You can swap in ground turkey, chicken, or veggie meat alternatives with some sage, thyme, and a touch of maple syrup to get that breakfast sausage taste. If you don't eat meat, sautéed mushrooms and onions work great as your filling base.
- → How should I store leftover breakfast pop-tarts?
Let them cool down and put them in a sealed container in your fridge for up to 3 days. When you want one, heat it in a toaster oven or regular oven at 350°F for about 10 minutes till it's hot all the way through. To keep them longer, freeze them with parchment paper between each layer.
- → Can I use store-bought pie crust instead of making the dough?
Sure thing, ready-made pie crust works in a pinch. But the dough made from scratch makes a stronger pocket that doesn't leak filling.
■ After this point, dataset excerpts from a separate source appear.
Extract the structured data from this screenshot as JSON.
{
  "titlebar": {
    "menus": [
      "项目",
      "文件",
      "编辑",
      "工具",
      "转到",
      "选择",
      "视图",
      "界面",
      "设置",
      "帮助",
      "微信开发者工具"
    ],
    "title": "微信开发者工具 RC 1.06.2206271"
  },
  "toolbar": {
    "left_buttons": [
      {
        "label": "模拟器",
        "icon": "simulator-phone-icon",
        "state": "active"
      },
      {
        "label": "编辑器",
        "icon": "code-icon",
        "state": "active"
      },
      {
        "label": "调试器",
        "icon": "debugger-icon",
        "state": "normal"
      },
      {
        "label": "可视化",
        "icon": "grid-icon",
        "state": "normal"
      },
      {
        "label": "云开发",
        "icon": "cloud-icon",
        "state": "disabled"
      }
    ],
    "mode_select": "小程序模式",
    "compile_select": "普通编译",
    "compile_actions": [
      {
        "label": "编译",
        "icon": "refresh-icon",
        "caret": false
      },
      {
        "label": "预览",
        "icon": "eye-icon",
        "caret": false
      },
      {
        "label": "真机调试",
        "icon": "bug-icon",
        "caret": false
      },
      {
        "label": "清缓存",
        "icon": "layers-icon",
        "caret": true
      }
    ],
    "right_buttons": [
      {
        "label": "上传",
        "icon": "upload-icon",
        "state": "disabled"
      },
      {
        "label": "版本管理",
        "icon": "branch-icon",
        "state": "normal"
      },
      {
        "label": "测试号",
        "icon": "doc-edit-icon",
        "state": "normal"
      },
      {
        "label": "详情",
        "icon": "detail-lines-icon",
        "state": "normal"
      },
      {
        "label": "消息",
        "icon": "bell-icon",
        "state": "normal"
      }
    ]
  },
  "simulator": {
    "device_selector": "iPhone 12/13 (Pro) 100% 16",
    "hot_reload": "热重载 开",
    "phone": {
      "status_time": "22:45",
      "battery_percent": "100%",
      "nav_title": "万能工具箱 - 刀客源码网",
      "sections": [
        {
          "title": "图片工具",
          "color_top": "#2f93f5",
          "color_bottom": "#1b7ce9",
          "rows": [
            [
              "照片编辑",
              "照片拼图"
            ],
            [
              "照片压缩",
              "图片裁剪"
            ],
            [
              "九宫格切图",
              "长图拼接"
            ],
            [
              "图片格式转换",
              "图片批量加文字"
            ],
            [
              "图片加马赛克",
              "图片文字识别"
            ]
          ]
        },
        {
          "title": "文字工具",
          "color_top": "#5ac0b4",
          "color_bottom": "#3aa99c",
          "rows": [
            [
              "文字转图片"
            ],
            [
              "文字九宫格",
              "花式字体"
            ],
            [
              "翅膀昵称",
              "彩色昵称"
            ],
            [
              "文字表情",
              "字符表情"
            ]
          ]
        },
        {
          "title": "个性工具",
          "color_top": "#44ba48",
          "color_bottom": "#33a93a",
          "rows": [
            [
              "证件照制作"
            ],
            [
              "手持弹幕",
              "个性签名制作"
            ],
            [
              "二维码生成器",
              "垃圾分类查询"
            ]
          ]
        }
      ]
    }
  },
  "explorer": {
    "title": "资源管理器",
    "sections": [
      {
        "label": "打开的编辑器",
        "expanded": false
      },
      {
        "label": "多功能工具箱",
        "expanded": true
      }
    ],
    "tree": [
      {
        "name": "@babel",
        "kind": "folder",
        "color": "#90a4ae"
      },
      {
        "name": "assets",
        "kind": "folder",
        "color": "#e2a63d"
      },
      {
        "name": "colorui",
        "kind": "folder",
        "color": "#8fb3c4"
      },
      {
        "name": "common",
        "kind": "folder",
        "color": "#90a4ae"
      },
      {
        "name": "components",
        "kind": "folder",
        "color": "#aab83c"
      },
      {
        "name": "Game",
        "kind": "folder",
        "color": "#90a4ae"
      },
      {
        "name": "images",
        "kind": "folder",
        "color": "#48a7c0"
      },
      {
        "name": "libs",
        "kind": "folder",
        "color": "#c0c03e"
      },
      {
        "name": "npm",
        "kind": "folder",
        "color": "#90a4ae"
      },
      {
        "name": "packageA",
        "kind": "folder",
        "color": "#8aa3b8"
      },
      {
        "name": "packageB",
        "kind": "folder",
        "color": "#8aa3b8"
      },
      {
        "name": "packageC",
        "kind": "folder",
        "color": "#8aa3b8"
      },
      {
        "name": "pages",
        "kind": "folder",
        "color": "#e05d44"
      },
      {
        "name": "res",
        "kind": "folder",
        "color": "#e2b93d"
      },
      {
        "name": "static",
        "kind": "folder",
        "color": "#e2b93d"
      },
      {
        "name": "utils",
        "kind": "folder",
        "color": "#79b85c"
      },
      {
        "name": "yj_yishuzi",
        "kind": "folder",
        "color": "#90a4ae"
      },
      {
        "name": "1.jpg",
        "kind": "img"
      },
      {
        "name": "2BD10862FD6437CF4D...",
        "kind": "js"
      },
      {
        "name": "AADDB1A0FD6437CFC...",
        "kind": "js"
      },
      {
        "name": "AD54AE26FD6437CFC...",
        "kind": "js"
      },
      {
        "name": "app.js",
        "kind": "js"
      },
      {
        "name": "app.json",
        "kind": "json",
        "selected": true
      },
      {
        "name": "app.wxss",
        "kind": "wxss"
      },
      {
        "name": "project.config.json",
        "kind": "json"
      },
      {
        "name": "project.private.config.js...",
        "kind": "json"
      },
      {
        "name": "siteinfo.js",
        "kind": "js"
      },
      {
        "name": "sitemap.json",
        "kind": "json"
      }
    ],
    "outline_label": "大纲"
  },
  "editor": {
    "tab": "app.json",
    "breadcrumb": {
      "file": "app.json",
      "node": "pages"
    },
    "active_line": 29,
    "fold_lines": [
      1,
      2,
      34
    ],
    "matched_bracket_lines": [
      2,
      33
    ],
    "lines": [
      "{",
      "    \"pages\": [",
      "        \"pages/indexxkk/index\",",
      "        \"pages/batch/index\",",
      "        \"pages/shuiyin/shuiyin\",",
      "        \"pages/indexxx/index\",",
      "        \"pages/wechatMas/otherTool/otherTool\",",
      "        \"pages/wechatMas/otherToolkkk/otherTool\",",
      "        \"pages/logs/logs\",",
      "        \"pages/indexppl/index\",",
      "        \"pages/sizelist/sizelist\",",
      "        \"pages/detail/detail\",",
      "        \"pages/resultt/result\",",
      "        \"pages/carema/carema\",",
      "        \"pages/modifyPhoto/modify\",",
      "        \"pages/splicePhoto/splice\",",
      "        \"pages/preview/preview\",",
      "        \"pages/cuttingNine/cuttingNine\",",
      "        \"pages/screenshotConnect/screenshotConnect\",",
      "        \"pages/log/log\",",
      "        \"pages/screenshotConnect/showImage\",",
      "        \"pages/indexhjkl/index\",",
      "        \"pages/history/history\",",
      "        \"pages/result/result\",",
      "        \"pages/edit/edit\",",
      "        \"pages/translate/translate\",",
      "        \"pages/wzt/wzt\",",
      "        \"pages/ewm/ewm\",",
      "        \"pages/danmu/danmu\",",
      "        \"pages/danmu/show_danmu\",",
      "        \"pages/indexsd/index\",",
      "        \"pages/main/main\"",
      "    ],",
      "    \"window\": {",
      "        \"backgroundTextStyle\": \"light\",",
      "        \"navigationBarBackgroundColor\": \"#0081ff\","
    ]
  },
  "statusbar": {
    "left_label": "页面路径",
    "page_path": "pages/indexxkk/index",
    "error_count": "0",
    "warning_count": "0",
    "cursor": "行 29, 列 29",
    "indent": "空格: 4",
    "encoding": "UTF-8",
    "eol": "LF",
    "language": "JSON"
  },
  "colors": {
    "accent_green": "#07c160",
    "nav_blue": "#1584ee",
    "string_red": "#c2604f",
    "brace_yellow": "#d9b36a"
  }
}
If you go with store-bought, watch your baking time since it usually browns faster.
- → What other fillings work well in these breakfast pastries?
These pockets are super flexible. Try some ham and cheese with spinach, bacon with scrambled eggs and cheddar, or go meatless with roasted veggies and goat cheese. Just make sure any meat is cooked beforehand and stay away from really wet stuff that might make your pastry soggy.
- → Why does the recipe call for vinegar in the dough?
The vinegar does two big jobs in your dough. It stops too much gluten from forming, so your crust stays tender. It also bubbles with the other stuff to make tiny air holes that grow when baking, giving you those flaky layers everyone loves. Don't worry about the taste—the vinegar completely disappears when it bakes.